The set was minimal and provided entirely by projections onto the backdrop which seemed a very practical solution for a touring production and quite effective in this case, although I couldn't quite work out where we were supposed to be – some kind of run down city slum or perhaps a war damaged place if the military theme is to be followed through.
I must mention the beautiful Prokofiev score which I absolutely love. This version was recorded by Sinfonia Cymru – who's mission is to nurture and support young musicians at the start of their careers.
The dancing was energetic and accomplished, and I liked the way the emotions of the characters were shown by the dancers through their faces as well as their dance moves. The choreography felt very contemporary to my inexperienced eye and when I read that Jo Fong the guest choreographer has worked with many different visual arts companies, including DV8 Physical Theatre, I was not surprised!
A particularly interesting scene was the 'Dance of the Knights' which was done with the use of traditional Welsh clog dancing intermingled with the traditional ballet. I thought this worked very well and the sound of the clogs added an imposing and threatening edge to the scene which played well with the military look and covered faces of the dancers.
Individual performances that stood out for me were those of Juliet (Lydia Arnoux) and Mercutio. I mentioned that Dausuke Miura's costume made him stand out – but so did his performance! He was the dancer your eye was constantly drawn to with an energy and strength that made him very eye catching. And Lydia Arnoux is so tiny and delicate to look at that she easily captured the youth and vulnerability of Juliet which made me really believe in her beautifully shown internal struggle over whether to drink the friar's potion or not. I also felt that Juliet's relationship with Romeo (Daniel Morrison) was played with a gentleness and innocence which helped to reinforce the youth of the 'star crossed' duo.
The emotion story was so convincing that despite knowing the tragic ending that must come, I did find myself wishing for a miracle to happen so I wouldn’t have to witness poor Juliet waking in the burial chamber to find Romeo already dead beside her! But alas, it was not to be, and we were all carried along emotionally to the finale together.
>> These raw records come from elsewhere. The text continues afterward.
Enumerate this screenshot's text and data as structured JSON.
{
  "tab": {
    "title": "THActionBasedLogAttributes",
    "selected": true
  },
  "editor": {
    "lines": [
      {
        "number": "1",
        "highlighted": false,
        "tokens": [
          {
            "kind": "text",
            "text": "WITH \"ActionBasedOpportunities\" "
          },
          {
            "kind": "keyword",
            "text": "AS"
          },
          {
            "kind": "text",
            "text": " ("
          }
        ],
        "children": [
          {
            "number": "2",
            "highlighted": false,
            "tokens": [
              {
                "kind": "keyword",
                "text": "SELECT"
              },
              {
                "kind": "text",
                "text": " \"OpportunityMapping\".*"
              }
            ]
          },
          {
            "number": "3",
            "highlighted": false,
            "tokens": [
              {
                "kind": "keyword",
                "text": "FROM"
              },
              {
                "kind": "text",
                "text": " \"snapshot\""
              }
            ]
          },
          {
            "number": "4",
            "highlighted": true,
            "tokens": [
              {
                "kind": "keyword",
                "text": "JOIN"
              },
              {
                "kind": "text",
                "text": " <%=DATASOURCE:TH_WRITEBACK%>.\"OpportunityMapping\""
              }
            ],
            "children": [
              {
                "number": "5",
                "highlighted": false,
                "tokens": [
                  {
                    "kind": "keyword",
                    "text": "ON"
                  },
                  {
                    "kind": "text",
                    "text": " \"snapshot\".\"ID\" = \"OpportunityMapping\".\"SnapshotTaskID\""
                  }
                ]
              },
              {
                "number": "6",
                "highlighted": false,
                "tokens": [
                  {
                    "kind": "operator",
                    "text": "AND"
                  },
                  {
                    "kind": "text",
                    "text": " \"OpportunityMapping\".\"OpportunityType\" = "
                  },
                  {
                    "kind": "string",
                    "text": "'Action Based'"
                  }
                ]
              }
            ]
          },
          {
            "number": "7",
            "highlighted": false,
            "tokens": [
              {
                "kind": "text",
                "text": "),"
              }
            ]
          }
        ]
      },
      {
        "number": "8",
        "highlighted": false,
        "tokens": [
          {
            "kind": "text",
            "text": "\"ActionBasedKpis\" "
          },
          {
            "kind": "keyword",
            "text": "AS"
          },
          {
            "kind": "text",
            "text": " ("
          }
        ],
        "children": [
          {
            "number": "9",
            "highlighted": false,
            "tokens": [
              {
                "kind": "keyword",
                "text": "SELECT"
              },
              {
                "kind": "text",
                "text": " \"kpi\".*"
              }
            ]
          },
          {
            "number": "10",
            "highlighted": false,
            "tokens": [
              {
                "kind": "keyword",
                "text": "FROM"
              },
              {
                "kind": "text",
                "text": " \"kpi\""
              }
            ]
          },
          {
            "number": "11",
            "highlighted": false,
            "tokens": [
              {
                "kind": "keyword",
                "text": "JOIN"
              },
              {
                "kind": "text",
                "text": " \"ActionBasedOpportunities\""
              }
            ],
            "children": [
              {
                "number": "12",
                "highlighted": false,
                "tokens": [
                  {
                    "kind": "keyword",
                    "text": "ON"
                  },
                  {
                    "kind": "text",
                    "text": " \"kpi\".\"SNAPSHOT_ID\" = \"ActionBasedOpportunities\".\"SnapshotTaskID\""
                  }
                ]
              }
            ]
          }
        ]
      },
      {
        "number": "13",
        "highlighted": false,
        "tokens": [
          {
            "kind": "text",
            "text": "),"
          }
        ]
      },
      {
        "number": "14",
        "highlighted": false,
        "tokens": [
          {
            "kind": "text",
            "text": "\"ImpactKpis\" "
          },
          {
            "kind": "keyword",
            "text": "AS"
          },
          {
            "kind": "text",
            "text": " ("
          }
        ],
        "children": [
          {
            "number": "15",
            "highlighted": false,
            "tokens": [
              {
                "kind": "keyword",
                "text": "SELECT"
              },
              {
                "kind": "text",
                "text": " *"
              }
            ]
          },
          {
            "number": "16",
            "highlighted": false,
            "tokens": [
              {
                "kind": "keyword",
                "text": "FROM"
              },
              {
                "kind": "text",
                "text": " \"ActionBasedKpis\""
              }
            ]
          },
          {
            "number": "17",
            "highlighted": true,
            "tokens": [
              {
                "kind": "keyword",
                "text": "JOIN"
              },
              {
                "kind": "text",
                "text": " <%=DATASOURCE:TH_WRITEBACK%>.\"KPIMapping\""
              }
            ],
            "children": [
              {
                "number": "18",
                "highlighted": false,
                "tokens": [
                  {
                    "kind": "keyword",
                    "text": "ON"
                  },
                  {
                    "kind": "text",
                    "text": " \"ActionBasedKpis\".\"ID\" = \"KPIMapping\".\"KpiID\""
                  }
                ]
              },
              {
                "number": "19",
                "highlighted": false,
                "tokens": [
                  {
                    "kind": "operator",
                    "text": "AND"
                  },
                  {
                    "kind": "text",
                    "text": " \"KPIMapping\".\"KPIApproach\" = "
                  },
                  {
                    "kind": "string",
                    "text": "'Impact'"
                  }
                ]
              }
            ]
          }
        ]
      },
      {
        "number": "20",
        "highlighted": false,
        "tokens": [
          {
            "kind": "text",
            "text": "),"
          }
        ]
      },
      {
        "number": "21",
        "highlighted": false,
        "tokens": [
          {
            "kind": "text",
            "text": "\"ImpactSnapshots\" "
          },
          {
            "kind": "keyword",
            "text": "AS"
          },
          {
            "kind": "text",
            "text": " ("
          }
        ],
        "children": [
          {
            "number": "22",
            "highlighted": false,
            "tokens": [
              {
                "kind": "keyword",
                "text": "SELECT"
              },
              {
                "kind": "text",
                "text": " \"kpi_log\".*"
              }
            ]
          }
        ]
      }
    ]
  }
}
I left with a real desire to see more ballet, I want to see different interpretations of this and other classics, and I will definitely be purchasing a recording of the score with the certain knowledge that listening to it will whisk me back to the romance and drama I saw last night.
Once again the Hawthorne Theatre have shown that watching a small production on a local stage, if cleverly done, can prove just as exciting and innovative as those produced on a much grander scale.